Weight of a block in equilibrium in a system.

[IAmPat]

Homework Statement

The picture below shows a mobile
in equilibrium. Each of the rods is 0.16m long and each hangs from a supporting string that is attached one fourth of the way across it. The mass of each rod is 0.10kg. The mass of the strings connecting the blocks to the rods is negligible. What is the mass of block A.

Homework Equations

Net Torque = 0
Rod length (left side) = 0.12m
Rod length (right side) = 0.04m

Weight of Rod (left side) = 0.075kg
Weight of Rod (right side) = 0.025kg

Weight of block A = 9.8A

The Attempt at a Solution

I've tried two methods, neither worked. I don't know how to get the torque of the rod itself.

(0.30 + 0.075) * 9.8 = 3.675N
3.675 * 0.12 = 0.441 >> Torque of left side

.441 = [[A + 0.025] * 9.8] * 0.04
11.025 = [A + 0.025] * 9.8
1.125 = A + 0.025
1.1 = A >> Mass of A

But this was wrong. I also tried to do the problem by ignoring the mass of the rod, but that was also wrong.

 

[PhanthomJay]

You have incorrectly assumed that the mass of each part of the lower rod acts at the point where the block masses are attached. The resultant mass of the rod acts at its center of mass.

 

[AlexChandler]

You have incorrectly assumed that the mass of each part of the lower rod acts at the point where the block masses are attached.

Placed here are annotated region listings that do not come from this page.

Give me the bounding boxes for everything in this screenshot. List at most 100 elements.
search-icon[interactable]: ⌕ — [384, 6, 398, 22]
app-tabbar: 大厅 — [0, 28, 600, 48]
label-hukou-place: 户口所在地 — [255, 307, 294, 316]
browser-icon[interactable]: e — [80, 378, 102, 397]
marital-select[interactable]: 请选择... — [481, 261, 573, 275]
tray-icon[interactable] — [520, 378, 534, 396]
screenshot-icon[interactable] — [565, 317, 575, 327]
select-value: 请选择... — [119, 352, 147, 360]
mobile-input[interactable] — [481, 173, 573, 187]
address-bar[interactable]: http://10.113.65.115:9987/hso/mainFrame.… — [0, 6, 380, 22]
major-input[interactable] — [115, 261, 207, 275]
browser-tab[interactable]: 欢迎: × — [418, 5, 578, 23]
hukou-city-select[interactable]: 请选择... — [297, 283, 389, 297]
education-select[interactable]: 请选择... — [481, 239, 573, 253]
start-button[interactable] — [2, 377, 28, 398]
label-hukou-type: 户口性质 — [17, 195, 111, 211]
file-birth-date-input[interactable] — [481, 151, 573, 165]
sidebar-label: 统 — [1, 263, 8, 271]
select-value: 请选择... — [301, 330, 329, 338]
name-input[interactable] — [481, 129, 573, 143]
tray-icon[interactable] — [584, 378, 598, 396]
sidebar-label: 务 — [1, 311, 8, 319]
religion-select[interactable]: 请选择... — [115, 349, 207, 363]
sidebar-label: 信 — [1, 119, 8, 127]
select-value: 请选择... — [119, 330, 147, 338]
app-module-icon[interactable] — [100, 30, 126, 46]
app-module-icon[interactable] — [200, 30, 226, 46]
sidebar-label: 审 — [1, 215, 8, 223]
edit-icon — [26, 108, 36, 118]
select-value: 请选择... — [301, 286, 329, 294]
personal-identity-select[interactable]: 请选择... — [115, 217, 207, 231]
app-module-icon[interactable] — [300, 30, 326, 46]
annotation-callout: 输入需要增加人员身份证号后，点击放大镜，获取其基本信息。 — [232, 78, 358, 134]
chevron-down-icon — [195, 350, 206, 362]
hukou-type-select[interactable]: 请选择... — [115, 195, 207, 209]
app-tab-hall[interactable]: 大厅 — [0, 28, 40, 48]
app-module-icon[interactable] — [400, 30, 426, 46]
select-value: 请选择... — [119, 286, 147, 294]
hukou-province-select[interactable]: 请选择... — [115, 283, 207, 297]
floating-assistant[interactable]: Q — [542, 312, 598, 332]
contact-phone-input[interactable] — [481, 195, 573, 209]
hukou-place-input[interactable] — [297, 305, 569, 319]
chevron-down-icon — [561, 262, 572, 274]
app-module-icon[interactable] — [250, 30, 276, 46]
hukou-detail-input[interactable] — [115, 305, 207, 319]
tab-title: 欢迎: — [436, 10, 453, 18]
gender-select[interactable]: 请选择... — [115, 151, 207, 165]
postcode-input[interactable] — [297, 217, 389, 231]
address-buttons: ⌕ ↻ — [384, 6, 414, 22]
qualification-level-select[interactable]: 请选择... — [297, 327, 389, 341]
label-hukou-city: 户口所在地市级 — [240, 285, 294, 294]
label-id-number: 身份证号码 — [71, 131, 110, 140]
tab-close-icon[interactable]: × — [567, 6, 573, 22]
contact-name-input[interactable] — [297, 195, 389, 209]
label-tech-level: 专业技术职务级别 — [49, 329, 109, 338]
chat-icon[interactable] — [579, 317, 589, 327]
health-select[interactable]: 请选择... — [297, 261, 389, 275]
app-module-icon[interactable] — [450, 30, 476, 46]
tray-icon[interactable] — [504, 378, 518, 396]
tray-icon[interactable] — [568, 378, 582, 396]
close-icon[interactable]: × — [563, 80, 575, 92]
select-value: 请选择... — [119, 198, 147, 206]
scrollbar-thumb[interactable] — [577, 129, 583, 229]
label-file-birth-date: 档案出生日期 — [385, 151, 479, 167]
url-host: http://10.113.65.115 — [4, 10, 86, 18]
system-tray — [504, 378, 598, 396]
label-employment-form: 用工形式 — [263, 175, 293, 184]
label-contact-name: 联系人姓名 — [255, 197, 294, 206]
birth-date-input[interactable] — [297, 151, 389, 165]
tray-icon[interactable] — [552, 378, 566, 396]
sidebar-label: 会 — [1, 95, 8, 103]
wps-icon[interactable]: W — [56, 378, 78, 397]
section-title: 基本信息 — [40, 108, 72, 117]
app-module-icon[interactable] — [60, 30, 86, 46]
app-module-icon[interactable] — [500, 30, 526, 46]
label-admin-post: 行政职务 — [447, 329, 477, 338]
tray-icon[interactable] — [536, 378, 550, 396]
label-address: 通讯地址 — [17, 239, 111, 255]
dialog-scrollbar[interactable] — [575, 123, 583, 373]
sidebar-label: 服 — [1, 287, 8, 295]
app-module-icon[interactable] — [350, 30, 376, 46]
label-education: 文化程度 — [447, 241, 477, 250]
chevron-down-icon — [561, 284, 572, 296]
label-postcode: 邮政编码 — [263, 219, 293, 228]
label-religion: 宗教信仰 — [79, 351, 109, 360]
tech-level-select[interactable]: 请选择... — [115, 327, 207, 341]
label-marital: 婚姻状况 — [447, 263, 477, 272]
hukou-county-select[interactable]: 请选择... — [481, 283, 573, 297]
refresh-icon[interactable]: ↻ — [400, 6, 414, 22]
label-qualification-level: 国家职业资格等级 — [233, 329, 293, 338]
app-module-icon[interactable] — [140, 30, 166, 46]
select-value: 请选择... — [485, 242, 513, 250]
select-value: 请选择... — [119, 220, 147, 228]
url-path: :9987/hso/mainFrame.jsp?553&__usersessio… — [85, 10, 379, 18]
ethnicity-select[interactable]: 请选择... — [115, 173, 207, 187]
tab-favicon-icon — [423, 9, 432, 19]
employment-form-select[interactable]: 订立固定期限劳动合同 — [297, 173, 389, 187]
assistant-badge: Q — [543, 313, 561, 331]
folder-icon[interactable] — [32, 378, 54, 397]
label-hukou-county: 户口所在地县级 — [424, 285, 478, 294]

The resultant mass of the rod acts at its center of mass.

It should work out correctly using tension forces on the rod at the points where the block masses are attached. Certainly you would have to agree that this is where the forces are actually exerted.. It is not incorrect to handle the problem this way.

What I would try is to choose two points, call them O and P. Say P is on the lower rod at the point where mass A is hanging from the lower rod. The sum of all torques on the rod calculated with P as the origin must be zero. So this equation allows you to find the tension in the string that the lower rod is hanging from. Now say point O is on the lower rod at the point where the known mass hangs from. Calculated the Sum of all the torques about this point and it must also be equal to zero. You know all of the distances and you know the tension in the string. This should lead you to the correct answer.

 

[PhanthomJay]

It should work out correctly using tension forces on the rod at the points where the block masses are attached. Certainly you would have to agree that this is where the forces are actually exerted.. It is not incorrect to handle the problem this way.

There are forces acting on the lower rod from from three masses, the 0.30 kg mass of the left block, the unknown mass of block A, and the 0.1 kg mass of the rod itself. The weight force of the hanging masses act on the lower rod at the points where their respective masses are attached. The weight of the rod itself does not act at those points. It is simplest to find out where the resultant weight of the rod acts, apply that force at that point, and them sum torques = 0 about the point where the string supporting the lower rod is attached to it. This is what the OP was attempting to do, but incorrectly determined the moment arm of the rod's weight.